Há vidas assim...

Há Vidas Assim...

A Vida que Está ao Lado

Estendeu-se na cama e com os olhos a fecharem-se na sonolência do álcool ainda teve tempo de dizer para consigo:

“Tenho de ver mais vezes o pôr do sol”.

Ele acordou com um sol brilhante a entrar-lhe pela janela. Um primeiro pensamento vem recordar-lhe que era o dia do seu aniversário. Eram cinquenta e cinco anos feitos de algumas venturas, mas, sobretudo, de muitas desventuras. Dois casamentos desfeitos e um filho a viver longe, na cidade, era o seu histórico.

Na casa de entrada da sua moradia tinha a oficina de barbeiro onde alguns cortes de cabelo, muito poucos, aliás, lhe arredondavam a reforma de ex-emigrante na Alemanha. A um canto da barbearia um saxofone indicando a música como uma das paixões da sua vida. Entre a saída e a entrada de um cliente, Manuel Geraldo tocava Louis Armstrong, John Coltrane, Charlie Parker, Chico Buarque e outros grandes músicos que tinha aprendido a gostar num esforço de autodidata. Ao lado do saxofone uma estante repleta de livros revelava um igual gosto pela leitura.
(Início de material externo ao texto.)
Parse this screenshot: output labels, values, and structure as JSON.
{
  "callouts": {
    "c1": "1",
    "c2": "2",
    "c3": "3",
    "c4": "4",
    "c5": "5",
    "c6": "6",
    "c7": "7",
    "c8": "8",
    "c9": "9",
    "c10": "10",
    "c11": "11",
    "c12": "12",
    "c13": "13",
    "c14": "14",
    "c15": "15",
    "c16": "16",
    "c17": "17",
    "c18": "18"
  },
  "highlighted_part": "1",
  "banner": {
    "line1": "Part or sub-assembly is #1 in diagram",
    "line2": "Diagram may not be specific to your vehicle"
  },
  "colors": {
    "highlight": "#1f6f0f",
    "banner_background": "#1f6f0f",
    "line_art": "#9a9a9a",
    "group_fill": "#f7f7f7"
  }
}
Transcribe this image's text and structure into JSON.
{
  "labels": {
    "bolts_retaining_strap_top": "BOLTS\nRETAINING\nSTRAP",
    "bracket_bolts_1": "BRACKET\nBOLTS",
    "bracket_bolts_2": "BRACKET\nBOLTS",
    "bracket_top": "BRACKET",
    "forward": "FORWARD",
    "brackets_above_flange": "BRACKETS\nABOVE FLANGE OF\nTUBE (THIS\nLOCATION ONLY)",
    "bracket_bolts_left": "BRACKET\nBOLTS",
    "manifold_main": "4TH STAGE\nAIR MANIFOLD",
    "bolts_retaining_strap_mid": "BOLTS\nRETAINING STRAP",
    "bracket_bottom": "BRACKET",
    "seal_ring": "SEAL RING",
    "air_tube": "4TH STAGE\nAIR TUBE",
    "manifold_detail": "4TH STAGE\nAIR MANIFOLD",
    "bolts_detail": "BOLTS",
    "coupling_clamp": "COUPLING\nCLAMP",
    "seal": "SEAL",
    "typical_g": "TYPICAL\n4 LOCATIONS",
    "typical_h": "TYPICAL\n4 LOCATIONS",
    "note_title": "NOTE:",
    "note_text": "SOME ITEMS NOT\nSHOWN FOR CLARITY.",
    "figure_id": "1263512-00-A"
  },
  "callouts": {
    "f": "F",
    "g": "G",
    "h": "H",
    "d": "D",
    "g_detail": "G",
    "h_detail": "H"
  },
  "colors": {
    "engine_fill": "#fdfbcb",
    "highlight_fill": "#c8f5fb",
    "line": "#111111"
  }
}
Embora vivendo uma vida calma e serena, repartida entre o corte dos cabelos, a música e as leituras, Ele era um homem profundamente sozinho. E nesse dia dos seus cinquenta e cinco anos a solidão estava-lhe a ser ainda mais pesada. A tarde terminava lentamente e a noite anunciava a sua chegada e ninguém se tinha lembrado de que fazia anos. Nem o filho que não parava de telefonar sempre que tinha problemas.

Tendo por cenário o brilho intenso das estrelas e a luz mortiça do alpendre onde se encontrava sentado, Ele tocou, tocou tudo o que sabia até lhe doerem os dedos e os lábios, com isso exorcizando a dor que lhe ia no peito e todos os fantasmas que lhe povoavam a alma.

Num fim de tarde ela entrou na barbearia sorridente e leve. Falaram de música, de livros, de passado, de presente e também de sonhos. Trocaram olhares, afagos, beijos e fundiram-se num só.

Ele estremeceu. Era sempre o mesmo sonho quando a solidão apertava até não mais. Arrumou o saxofone, colocou a garrafa de gin no lixo, o copo no lava louças e seguiu cambaleando para o quarto de dormir. Estendeu-se na cama e com os olhos a fecharem-se na sonolência do álcool ainda teve tempo de dizer para consigo: “Tenho de ver mais vezes o pôr do sol”.